Shoddy Scientific Censorship
by author David Crowe
We live in an “Information Society” where we drown in data, but scientific discussions that threaten vested interests are lost at sea, and scientists who insist on studying controversial theories are cast adrift.
One esteemed scientist turned pariah because he refused to stop questioning a dogma (that HIV causes AIDS) is Dr. Peter Duesberg. Once considered a top retrovirologist - the first to isolate a cancer gene, California Scientist of the Year in 1971 and recipient of an Outstanding Investigator Award from the US National Institutes of Health in 1986 - he fell from grace in 1987 when he published a paper providing extensive evidence that HIV could not cause disease. Since then, none of his government grants have been approved, and he has great difficulty getting his work published.

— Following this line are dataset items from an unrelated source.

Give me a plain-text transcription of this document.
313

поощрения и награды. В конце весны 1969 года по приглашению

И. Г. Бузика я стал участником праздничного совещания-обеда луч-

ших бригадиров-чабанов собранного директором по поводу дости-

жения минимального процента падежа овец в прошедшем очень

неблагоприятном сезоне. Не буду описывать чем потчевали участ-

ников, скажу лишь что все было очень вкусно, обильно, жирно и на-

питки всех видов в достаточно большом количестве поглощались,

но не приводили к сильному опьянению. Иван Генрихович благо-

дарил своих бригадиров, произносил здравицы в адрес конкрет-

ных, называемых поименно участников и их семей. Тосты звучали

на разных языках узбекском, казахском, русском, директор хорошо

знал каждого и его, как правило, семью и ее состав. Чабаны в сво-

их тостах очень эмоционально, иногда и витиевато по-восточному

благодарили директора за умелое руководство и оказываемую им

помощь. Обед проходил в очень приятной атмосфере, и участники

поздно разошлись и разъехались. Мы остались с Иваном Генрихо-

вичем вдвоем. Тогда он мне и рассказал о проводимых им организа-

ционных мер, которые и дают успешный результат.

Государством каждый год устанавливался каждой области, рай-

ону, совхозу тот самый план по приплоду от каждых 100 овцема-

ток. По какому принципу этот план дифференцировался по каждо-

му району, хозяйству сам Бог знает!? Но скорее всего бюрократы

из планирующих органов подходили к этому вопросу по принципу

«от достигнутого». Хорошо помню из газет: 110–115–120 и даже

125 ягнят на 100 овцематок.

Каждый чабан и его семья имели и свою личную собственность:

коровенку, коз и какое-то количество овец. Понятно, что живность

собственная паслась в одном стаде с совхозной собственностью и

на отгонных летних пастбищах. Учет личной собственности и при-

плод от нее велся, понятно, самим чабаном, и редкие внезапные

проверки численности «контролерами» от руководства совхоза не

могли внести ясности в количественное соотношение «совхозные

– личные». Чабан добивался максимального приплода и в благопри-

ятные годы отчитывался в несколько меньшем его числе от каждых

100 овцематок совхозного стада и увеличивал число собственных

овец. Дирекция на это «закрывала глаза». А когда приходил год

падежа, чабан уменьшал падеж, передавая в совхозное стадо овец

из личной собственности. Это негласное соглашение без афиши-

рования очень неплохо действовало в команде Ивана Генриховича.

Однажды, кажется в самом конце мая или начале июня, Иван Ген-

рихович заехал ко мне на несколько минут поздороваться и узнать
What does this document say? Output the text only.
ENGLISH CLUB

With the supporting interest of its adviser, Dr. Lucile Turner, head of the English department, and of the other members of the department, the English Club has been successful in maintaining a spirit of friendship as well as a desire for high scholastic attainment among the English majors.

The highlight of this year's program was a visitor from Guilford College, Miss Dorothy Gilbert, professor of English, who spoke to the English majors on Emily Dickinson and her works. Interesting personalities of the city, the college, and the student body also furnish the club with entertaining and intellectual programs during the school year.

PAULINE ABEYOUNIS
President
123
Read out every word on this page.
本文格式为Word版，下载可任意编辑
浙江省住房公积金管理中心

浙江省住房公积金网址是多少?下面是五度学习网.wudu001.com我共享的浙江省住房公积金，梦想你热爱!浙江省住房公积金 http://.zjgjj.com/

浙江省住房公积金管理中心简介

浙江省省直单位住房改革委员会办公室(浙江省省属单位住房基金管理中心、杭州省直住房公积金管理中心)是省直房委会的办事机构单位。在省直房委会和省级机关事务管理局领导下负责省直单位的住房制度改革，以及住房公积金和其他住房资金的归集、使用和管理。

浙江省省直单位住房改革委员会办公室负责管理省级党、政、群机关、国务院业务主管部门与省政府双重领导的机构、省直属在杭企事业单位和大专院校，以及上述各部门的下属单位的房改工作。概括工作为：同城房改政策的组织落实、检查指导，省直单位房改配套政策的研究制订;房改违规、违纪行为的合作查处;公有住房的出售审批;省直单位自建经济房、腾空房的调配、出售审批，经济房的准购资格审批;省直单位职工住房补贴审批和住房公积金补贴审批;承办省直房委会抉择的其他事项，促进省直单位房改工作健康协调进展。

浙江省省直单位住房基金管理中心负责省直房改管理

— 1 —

Robert Gallo, on the other hand, is widely revered as a co-discoverer of HIV. The scientific establishment shuns Duesberg and his ideas, yet treats Gallo’s questionable work as the foundation of a multi-billion dollar research program.
Another researcher who suffered for his integrity was Erdem Cantekin. He published data, without permission, indicating that antibiotics were not effective for ear infections. The issue became not the validity of the data, but whether the lead researcher could control if, when, and how it would be published. After a long legal battle Cantekin ended up shunned by his peers, financially ruined, and with his career destroyed.
Mark Purdey, the man who first questioned the infectious theory of Mad Cow disease (BSE) is an organic farmer turned scientist. The massive British BSE report grudgingly admitted that the use of organophosphate pesticides could be a co-factor, but claimed Purdey’s connection was unproven. Conveniently, funding to test the hypothesis has been difficult to obtain. Only the persistence of Purdey and his supporters has allowed a small research program to proceed and show that the theory is tenable.
For ideas to be censored the mainstream media must also be silent. Mainstream scientists and public health organizations often characterize certain ideas (and open discussion of them) as “dangerous” or “junk science” and usually refuse to debate them in public.
Paul Connett of the Fluoride Action Network has experienced shunning many times. This college chemistry professor has travelled the world offering to debate experts on the safety and effectiveness of water fluoridation. Only on two occasions has his offer been accepted, and then important issues like safety were not debated. Without both sides of an issue being presented, the media often decide there is no story.
Scientists are fatally proud of their reliance on peer-review to ensure that only good science gets funded and published. Yet it has been shown that peer review does not increase the quality of studies and because the anonymous reviewers generally represent established ideas it becomes an effective way to suppress innovation.
Censorship is most effective when the censor’s hand is invisible. Modern science has developed an effective hierarchy for disseminating “acceptable” information and, perhaps more importantly, for excluding work that threatens mainstream scientists and the governments and industries that fund them. Luckily, there are still publications and Web sites outside this web of self-censorship. You should take advantage of this information, use it to formulate your own opinions, and discuss them with friends, family, and colleagues. Small donations of your time and money can make a tremendous difference to the world’s excluded scientists.